Space-time hp finite elements for heat evolution in laser-based additive manufacturing

TL;DR

This paper introduces a space-time finite element method for simulating heat evolution in laser-based additive manufacturing, enabling efficient large-scale parallel computations and improved multi-scale modeling.

Contribution

It develops a four-dimensional, locally refined mesh framework with variable temporal accuracy, enhancing scalability and accuracy over classical time-stepping methods.

Findings

Accurately reproduces melt pool shape in benchmark tests.

Demonstrates potential for large-scale parallel simulations.

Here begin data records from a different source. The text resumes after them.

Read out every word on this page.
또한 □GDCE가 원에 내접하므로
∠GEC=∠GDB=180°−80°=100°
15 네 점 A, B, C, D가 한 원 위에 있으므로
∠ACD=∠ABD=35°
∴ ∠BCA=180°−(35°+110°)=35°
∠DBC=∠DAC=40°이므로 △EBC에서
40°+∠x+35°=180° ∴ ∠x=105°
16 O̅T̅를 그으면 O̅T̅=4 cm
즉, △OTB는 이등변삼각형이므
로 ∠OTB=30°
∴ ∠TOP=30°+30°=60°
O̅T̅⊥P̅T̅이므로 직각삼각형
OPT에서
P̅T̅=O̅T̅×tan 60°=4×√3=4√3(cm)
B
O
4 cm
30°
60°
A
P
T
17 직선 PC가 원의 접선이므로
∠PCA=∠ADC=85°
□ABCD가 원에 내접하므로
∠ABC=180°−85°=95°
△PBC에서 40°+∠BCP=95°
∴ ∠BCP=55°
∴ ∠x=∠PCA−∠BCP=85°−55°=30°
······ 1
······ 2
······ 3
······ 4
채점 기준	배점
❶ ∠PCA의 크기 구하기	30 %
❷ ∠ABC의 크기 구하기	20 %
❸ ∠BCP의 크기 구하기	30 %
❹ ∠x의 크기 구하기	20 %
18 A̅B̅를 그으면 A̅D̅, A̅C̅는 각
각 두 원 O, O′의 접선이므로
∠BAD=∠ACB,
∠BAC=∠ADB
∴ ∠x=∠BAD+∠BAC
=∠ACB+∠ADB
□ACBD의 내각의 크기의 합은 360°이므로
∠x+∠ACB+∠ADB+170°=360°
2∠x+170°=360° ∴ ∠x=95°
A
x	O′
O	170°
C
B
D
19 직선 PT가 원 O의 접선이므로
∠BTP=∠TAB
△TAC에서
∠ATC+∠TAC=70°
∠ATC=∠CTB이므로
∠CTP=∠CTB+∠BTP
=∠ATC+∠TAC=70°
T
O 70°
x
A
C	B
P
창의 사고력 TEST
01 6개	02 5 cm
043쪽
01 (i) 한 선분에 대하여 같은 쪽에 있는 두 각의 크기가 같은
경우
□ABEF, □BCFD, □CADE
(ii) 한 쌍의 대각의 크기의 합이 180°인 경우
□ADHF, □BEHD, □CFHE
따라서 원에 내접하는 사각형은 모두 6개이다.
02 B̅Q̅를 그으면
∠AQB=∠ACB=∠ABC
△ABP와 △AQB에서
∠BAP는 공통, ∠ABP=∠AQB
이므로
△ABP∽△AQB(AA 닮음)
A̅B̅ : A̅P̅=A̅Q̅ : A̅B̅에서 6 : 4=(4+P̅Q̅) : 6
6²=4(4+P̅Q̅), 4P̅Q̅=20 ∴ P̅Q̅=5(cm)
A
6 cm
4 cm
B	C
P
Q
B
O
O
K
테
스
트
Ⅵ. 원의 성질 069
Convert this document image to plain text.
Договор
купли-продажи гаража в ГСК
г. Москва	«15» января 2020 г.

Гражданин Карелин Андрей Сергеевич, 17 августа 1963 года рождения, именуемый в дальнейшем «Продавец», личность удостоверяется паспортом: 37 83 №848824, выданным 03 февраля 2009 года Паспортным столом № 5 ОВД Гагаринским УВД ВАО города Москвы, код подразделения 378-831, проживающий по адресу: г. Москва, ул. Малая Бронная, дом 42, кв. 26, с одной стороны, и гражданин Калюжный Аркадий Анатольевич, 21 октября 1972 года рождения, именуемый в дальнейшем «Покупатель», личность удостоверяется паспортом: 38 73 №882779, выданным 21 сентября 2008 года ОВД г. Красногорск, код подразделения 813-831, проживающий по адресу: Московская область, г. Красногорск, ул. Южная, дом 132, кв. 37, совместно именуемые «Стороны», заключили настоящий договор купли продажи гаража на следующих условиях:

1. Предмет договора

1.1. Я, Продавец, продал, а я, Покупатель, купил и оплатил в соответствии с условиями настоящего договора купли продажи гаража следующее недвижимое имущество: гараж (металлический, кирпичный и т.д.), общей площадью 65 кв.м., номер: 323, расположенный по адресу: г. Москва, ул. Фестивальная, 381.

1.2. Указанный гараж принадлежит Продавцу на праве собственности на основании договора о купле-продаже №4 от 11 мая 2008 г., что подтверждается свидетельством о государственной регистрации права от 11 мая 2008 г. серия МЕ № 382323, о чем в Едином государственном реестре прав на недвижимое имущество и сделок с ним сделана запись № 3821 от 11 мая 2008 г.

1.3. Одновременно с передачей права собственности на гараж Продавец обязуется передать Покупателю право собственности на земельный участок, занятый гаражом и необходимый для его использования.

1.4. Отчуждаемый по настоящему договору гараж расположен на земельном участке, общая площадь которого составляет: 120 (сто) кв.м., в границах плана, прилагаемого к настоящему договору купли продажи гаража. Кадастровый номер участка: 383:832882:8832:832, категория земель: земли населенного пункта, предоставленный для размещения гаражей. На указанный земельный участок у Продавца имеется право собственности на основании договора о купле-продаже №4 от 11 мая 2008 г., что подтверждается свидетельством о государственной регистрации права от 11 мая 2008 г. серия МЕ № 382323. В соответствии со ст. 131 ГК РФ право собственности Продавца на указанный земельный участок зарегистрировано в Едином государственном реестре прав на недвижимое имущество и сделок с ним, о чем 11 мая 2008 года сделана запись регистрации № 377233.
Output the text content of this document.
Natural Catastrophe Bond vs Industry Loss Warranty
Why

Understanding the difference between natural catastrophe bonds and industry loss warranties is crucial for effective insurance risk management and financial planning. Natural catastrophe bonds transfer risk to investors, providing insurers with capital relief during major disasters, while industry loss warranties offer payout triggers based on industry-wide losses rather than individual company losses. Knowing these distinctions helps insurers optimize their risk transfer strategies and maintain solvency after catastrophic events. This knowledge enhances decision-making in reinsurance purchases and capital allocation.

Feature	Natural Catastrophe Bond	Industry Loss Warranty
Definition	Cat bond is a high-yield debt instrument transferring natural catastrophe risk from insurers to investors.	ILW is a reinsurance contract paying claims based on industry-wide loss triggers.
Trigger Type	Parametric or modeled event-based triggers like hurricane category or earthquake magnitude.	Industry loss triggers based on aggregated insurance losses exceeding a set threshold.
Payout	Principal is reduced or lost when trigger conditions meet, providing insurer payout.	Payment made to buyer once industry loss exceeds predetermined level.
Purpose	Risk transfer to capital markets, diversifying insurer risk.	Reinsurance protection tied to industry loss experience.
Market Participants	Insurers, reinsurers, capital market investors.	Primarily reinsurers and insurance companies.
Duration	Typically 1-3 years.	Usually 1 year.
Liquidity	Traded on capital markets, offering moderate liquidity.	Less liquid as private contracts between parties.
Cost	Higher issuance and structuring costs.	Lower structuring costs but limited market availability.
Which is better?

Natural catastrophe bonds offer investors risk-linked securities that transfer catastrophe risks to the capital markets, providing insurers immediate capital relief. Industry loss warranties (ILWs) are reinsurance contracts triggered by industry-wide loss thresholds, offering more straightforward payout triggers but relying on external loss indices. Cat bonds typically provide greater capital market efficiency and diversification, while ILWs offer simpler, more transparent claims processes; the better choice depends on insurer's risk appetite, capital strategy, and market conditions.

Achieves significant computational efficiency improvements.

Abstract

The direct numerical simulation of metal additive manufacturing processes such as laser powder bed fusion is challenging due to the vast differences in spatial and temporal scales. Classical approaches based on locally refined finite elements combined with time-stepping schemes can only address the spatial multi-scale nature and provide only limited scaling potential for massively parallel computations. We address these shortcomings in a space-time Galerkin framework where the finite element interpolation also includes the temporal direction. In this setting, we construct four-dimensional meshes that are locally refined towards the laser spot and allow for varying temporal accuracy depending on the position in space. By splitting the mesh into conforming time slabs, we recover a stepwise solution to solve the space-time problem locally in time at this slab; additionally, we can choose time-slab sizes significantly larger than classical time-stepping schemes. As a result, we believe this setting to be well suited for large-scale parallelization. In our work, we use a continuous Galerkin-Petrov formulation of the nonlinear heat equation with an apparent heat capacity model to account for the phase change. We validate our approach by computing the AMB2018-02 benchmark, where we obtain an excellent agreement with the measured melt pool shape. Using the same setup, we demonstrate the performance potential of our approach by hatching a square area with a laser path length of about one meter.